Review: It took many years, six, I believe, for Margaret Mitchell to complete the writing of her Pulitzer Prize winning book upon which the feature film is based. The novel shows it, and it was still being written with major changes, for example, in its title and the name of its leading protagonist from Pansy to Scarlett even while its publisher, Macmillan, was preparing it for print.

The film also took years in development, including the great struggle to locate exacting matches for its characters and then the application of some of the finest crafts men and women in what might have been the peak year of Hollywood's Golden Age. The film shows that as well. It should be included in all curricula on filmmaking and in long form writing. It is a finely etched, beautifully considered character study. As such it is a triumph in American literature in both novel and film forms.

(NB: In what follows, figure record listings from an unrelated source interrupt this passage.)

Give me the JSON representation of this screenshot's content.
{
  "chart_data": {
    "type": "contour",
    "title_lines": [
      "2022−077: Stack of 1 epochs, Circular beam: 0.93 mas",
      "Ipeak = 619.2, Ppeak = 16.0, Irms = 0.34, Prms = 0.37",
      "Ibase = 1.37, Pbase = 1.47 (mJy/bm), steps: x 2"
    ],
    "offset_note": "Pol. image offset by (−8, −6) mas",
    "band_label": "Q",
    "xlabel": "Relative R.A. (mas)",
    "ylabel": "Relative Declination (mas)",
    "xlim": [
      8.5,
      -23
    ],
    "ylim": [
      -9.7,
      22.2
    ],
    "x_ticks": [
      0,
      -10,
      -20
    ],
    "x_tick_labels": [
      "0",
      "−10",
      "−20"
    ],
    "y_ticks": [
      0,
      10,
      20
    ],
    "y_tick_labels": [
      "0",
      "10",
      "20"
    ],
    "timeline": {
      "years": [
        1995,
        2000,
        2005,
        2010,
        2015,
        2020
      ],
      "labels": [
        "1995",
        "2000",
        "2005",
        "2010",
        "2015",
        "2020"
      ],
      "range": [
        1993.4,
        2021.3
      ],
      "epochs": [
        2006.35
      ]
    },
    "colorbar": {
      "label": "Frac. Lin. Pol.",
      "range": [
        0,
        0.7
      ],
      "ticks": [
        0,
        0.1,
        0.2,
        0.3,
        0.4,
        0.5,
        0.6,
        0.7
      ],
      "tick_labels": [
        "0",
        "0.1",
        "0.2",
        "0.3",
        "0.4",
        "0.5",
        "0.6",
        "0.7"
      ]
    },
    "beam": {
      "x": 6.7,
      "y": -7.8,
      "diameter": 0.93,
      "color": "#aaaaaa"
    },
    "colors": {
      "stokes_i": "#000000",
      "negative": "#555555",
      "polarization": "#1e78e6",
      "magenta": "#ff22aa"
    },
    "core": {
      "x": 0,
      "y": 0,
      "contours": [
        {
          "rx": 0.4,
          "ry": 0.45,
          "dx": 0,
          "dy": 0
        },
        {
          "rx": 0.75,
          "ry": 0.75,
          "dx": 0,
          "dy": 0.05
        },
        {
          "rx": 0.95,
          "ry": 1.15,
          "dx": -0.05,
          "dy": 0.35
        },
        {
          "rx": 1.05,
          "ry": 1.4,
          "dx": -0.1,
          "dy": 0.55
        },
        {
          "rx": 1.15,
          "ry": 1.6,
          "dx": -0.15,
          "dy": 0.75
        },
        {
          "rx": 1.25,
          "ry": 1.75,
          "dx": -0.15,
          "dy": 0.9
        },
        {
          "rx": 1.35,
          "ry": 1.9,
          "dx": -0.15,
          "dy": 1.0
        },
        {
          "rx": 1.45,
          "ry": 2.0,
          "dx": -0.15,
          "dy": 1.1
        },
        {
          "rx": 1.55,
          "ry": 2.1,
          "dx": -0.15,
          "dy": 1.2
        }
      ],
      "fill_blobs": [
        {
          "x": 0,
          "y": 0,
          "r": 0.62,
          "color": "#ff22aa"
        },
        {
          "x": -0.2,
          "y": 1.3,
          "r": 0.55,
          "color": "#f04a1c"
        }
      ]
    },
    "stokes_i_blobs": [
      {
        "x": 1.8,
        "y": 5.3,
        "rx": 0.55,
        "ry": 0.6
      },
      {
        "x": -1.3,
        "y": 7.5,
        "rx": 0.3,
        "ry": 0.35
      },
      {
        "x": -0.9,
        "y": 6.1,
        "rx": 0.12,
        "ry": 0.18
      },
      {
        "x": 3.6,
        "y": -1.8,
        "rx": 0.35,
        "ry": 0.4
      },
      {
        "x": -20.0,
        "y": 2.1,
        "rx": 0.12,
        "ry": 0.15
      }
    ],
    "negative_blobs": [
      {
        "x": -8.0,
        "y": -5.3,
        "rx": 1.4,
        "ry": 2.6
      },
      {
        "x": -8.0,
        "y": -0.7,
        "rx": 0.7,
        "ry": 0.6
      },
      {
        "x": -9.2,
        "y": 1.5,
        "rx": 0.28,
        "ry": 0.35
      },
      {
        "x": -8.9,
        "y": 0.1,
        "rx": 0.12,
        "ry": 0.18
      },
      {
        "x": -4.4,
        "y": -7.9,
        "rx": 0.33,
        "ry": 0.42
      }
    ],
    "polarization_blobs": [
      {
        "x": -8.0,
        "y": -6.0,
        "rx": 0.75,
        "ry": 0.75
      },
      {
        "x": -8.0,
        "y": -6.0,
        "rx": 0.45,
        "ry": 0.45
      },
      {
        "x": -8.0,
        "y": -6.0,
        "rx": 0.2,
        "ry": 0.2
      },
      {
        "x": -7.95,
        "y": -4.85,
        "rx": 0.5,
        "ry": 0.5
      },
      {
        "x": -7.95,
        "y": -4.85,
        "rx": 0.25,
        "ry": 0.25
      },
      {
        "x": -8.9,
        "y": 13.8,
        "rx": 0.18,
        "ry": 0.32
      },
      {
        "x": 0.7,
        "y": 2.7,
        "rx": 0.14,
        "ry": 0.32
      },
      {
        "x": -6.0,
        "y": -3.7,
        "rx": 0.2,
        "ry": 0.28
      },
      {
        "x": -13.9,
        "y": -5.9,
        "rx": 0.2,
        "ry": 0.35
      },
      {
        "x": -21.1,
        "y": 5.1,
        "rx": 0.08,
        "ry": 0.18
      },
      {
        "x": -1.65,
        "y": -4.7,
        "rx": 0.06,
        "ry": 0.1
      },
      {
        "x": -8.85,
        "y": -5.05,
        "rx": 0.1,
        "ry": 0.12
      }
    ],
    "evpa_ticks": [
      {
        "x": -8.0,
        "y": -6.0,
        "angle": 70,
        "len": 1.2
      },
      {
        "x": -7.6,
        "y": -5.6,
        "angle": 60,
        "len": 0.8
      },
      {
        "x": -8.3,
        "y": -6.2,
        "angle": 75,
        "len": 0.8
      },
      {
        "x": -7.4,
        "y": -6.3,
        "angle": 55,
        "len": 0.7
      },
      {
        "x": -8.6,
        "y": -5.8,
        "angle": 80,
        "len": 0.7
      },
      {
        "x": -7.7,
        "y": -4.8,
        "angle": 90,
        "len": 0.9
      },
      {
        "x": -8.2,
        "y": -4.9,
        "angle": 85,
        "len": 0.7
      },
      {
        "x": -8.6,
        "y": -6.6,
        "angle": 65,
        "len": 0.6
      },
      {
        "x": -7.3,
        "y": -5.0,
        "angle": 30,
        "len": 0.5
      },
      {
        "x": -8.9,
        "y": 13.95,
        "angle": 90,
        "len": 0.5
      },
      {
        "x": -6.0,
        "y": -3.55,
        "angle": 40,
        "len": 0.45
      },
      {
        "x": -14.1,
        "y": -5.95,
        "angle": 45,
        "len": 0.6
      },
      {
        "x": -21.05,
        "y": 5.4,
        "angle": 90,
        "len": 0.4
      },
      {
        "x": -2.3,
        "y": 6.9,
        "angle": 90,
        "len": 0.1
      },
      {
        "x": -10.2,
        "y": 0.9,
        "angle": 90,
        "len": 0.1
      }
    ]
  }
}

Like all finely accomplished works of the human heart it has become timeless.

Beyond all of that we are left with a depiction of artistry in both literature and movie making when as in other forms, such as architecture, love was part if the gestalt of creation and profit at bottom line accounting and the marketplace were not the major compelling issues. Here, we have an example of serendipity and timing of arts at a moment in our history when it was possible to create the enduring classic that this is. "Gone with the Wind" might also describe the possibility of such a moment.